[OUTLOOK]John Kerry and North KoreaThe U.S. presidential election draws near, and there remains some probability that in four months time the U.S. President will no longer be George W. Bush but rather John F. Kerry. Given this, it is important to Korea (and, indeed, to the whole world) what might be Kerry’s position with respect to North Korea. In a speech delivered in June , Mr. Kerry said the administration had ignored North Korea because it was fixated on Iraq, even though the North has sold missiles and technology, and perhaps uranium, to Libya. The North Koreans, he said, were open for business to the highest bidder.
He called for a complete and final elimination of the North’s programs and verification measures, and complained that the Bush administration has, for 18 months, “negotiated over the shape of the table” in the six-party talks. “This problem is too urgent,” he said, “to allow China or others at the table to speak for us.”
So how would campaign rhetoric translate into policy? I cannot speak for John Kerry, and it is likely that he has yet to approve a full policy position. Nonetheless, some clues might be found in his past record. He played a leadership role in the normalization of relations between the United States and Vietnam during the mid-1990s, and his record in this matter might provide some indication as to how he might approach North Korea. What he urged was a tough position on issues of greatest concern to the United States but a softer touch on other issues.

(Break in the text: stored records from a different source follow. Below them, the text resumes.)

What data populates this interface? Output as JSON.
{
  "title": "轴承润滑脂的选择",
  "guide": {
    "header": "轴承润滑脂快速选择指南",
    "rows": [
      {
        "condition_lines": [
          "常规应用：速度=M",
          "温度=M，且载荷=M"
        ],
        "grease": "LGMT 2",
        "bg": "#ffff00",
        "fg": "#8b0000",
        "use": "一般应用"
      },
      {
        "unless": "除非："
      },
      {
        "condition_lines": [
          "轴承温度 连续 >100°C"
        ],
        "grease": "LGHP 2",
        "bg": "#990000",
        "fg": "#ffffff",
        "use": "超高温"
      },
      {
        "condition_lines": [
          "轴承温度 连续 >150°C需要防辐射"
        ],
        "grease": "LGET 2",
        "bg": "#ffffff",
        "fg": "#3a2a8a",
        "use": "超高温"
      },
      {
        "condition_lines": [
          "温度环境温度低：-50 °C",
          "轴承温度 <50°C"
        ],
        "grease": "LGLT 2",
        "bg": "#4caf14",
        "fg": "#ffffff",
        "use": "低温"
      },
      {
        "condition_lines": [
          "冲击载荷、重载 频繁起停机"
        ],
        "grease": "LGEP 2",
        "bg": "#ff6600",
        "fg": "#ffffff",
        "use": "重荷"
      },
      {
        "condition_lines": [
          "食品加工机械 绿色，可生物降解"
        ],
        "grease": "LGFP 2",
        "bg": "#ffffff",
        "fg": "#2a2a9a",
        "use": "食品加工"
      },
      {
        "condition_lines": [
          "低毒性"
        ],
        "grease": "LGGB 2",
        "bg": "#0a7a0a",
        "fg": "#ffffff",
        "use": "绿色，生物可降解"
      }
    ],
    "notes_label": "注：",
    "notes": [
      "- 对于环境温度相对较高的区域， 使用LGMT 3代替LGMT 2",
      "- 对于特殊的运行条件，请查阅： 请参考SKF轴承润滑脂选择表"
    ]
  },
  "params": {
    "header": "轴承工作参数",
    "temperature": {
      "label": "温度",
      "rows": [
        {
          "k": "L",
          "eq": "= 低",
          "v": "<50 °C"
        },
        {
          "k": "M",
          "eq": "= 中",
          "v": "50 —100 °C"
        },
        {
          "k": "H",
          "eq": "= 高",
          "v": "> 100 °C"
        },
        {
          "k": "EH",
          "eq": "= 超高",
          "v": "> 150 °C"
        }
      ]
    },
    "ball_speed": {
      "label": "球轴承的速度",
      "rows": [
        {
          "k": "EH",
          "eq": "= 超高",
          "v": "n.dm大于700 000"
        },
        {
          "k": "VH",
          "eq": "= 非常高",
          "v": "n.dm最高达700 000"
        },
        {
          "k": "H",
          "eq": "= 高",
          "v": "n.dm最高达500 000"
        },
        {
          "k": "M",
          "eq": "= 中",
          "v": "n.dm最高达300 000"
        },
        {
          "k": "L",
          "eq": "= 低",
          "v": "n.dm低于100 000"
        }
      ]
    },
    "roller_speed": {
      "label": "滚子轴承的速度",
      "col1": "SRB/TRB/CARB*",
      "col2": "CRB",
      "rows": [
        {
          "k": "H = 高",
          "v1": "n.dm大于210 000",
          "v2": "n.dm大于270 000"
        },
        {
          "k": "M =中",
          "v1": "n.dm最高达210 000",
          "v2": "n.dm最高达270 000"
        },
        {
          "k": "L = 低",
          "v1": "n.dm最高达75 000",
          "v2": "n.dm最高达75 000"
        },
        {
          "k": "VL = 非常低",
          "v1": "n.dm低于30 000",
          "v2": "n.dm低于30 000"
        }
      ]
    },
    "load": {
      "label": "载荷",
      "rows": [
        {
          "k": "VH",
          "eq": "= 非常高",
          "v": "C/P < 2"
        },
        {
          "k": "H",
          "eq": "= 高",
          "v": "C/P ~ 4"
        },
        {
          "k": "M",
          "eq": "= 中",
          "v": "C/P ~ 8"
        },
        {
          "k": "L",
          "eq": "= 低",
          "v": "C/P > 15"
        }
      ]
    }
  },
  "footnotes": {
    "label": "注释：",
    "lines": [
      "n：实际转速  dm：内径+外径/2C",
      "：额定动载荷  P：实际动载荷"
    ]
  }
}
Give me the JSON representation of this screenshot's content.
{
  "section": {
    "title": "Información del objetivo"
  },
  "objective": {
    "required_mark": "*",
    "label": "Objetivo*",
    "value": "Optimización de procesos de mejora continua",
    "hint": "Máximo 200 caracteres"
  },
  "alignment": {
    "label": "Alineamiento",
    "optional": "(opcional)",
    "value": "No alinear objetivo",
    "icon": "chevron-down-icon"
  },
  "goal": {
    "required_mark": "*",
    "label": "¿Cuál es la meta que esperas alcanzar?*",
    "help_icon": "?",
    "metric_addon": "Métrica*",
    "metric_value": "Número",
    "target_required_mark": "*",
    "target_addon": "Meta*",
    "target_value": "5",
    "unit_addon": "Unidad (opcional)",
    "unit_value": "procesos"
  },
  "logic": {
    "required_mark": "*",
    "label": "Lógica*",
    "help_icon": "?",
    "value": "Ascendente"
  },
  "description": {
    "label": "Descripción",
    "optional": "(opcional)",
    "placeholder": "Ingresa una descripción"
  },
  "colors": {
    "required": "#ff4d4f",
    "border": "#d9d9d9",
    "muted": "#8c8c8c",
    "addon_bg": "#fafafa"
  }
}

He told President Clinton that the United States could not dictate an outcome to Vietnam, but should recognize that isolation only strengthens hard-liners while frustrating those seeking an accommodation.
This statement was about Vietnam and not North Korea. But it does suggest what might be the main differences between Mr. Bush and Mr. Kerry on North Korea. Mr. Bush has pursued a policy of extreme isolation, one that runs counter to Kerry’s instincts. This is reflected in Kerry’s statement that, while not abandoning the six party talks, the United States must be willing to engage directly with North Korea.
Would there be incentive for North Korea to enter into such an engagement? On this issue, I have consulted with a number of senior people in the Democratic Party, and I find that there is a private consensus (although not full agreement) among them that, if the major U.S. goal with respect to North Korea is to end the development of nuclear weapons there, any deal will have to include tangible incentives to the North Korean leadership. This same consensus is shared by at least some advisors to the Chinese leadership whom I have also met and whose fear is not so much a nuclear-armed North Korea but a possible Japanese response to such a development.
Incentives to North Korea to end its nuclear weapons development can be criticized on two grounds: First (this has been the position of the Bush administration), incentives would “reward bad behavior” and perhaps encourage other nations to develop nuclear weapons in order that they too be rewarded for discontinuing such programs. Second, such an approach was in fact tried under the Agreed Framework and it failed. On this, however, it is well understood that the United States failed to deliver much of the promised assistance to North Korea during the late 1990s and hence the North Koreans had every reason to think that U.S. promises were hollow. With respect to the first objection, rewarding bad behavior may be undesirable on moral grounds but on pragmatic grounds it might be the only feasible means to achieve the goal of ending the threat of nuclear proliferation in Asia. Alas, the price that likely would have to be paid to North Korea for ending its nuclear programs now is surely much higher than when the Agreed Framework was negotiated.
Whether incentives to North Korea might be part of a Democratic administration’s policy towards that country is not yet known. But a more pragmatic and more effective way to deal with North Korea is badly needed because the present approach, as noted by Mr. Kerry, is not working.
* The writer is senior fellow at the Institute for International Economics.